David C. Morganelli, Esq. 

Natalya A. Buckler, Esq.


On September 21, 2012, the Rhode Island Division of Taxation issued a declaratory ruling holding that partners of a Rhode Island civil union, as well as same-sex couples who lawfully have been married in another state, can benefit from the marital deduction for Rhode Island estate tax purposes.

The specific facts giving rise to this ruling involved a same-sex couple who had been married in Massachusetts in 2007.  In 2012, one of the spouses died, leaving a will that passed all of her assets outright to the surviving spouse.  The couple also owned assets jointly with a right of survivorship, and the surviving spouse was the beneficiary of most of the decedent’s life insurance and retirement assets.

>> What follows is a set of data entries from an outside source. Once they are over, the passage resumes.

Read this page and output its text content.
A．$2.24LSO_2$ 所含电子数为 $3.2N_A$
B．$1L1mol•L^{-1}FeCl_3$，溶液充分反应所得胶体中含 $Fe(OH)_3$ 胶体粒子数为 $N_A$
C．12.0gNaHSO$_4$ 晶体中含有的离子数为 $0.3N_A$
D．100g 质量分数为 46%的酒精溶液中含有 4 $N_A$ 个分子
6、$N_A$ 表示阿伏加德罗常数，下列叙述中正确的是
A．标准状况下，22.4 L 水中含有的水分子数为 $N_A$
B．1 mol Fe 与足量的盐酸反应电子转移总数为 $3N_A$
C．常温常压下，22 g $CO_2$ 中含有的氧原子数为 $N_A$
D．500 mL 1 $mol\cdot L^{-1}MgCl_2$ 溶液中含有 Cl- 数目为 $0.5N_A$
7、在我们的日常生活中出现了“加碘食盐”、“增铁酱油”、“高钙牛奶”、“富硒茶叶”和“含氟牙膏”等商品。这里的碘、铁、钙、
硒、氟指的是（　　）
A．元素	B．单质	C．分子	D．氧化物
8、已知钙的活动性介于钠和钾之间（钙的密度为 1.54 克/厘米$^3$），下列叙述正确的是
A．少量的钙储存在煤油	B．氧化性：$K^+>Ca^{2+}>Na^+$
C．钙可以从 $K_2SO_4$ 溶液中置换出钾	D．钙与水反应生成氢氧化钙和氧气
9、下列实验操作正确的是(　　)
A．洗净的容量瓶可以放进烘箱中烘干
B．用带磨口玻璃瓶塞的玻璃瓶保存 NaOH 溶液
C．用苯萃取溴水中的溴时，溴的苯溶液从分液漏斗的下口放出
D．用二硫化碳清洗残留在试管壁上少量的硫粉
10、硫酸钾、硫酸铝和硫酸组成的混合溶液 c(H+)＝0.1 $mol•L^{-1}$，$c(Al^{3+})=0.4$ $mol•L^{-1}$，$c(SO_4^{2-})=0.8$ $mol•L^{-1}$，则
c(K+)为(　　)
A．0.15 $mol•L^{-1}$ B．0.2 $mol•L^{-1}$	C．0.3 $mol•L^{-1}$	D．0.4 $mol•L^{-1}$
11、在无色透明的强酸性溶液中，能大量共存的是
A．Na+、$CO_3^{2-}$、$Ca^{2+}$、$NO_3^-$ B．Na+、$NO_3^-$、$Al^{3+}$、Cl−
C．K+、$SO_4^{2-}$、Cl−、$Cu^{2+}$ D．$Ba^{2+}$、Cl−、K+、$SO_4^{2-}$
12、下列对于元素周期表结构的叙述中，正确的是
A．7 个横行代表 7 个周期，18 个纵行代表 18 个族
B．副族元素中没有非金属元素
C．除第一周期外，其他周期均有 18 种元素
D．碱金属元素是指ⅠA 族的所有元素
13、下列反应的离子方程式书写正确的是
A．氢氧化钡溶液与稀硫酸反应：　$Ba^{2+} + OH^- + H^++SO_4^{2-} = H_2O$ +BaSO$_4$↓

In its ruling, the Rhode Island Division of Taxation pointed out that the Civil Unions Act (the “Act”)—Chapter 3.1 of Title 44 of the Rhode Island General Laws—which took effect in Rhode Island in July of 2011, “provides that a party to a civil union shall be included in any definition or term that denotes the spousal relationship as those terms are used throughout Rhode Island law.”  It also considered that the Act grants civil union partners in Rhode Island “all the rights, benefits, protections and responsibilities under the law as people joined together in a lawful marriage” in Rhode Island.

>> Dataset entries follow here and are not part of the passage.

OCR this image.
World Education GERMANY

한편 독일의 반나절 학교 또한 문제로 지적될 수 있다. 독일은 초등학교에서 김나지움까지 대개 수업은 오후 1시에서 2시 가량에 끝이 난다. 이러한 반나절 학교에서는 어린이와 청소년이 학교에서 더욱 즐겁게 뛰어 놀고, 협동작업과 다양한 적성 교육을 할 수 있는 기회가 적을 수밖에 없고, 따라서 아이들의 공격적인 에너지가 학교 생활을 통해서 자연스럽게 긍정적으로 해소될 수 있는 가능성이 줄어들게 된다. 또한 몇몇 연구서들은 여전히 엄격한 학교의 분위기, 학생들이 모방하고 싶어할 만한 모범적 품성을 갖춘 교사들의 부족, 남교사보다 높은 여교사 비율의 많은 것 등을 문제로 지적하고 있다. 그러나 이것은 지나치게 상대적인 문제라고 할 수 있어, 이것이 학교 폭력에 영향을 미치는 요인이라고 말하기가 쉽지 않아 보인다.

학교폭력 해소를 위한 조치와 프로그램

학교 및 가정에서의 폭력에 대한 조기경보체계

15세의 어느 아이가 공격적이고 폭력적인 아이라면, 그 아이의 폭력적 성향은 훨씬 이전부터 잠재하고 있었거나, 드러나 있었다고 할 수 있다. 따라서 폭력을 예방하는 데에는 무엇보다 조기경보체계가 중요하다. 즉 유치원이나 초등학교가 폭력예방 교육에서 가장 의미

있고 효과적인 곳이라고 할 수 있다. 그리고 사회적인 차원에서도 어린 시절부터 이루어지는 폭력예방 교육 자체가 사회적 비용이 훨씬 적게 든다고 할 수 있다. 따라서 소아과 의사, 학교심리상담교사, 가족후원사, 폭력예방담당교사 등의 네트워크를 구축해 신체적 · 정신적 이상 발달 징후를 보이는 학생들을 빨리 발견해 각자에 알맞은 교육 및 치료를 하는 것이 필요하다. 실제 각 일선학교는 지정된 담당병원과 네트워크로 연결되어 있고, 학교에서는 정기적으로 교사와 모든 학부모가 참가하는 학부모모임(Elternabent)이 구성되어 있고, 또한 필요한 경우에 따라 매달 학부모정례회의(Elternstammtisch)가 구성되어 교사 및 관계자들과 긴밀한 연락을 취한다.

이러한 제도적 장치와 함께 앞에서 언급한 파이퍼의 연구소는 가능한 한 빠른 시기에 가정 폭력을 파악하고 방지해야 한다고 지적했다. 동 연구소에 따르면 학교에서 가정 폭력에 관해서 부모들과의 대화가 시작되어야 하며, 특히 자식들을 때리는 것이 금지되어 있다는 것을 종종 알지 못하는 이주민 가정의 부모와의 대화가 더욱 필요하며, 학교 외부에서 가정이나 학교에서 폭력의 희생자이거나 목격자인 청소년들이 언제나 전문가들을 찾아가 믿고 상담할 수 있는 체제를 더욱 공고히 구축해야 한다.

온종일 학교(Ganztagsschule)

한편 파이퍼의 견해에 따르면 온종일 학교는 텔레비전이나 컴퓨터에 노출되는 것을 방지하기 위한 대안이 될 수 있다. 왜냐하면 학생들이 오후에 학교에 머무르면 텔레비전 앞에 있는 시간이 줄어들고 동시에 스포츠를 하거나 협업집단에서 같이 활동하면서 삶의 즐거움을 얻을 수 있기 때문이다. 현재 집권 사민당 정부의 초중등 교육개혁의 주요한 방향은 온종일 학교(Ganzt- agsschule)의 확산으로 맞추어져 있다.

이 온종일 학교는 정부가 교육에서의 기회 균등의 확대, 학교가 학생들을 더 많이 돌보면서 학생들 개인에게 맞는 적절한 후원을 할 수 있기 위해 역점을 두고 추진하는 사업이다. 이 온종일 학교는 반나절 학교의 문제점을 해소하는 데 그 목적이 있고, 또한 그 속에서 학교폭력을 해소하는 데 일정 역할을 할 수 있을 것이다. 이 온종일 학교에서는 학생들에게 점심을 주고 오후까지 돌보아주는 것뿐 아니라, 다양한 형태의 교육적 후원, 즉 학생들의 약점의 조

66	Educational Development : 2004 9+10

As a result of the ruling, partners of a Rhode Island civil union, as well as same-sex couples lawfully married in another state, may generally use the marital deduction for estate tax purposes and, accordingly, the value of property passing from a decedent to the surviving spouse can be deducted for purposes of the estate tax imposed under § 44-22-1(a) of the Rhode Island General Laws.  In addition, joint property passing to the surviving partner in a Rhode Island civil union, or to the surviving spouse of a same-sex marriage lawfully executed in another state, can be treated as owned one-half by the decedent for estate tax purposes, just as it can with traditional marriages.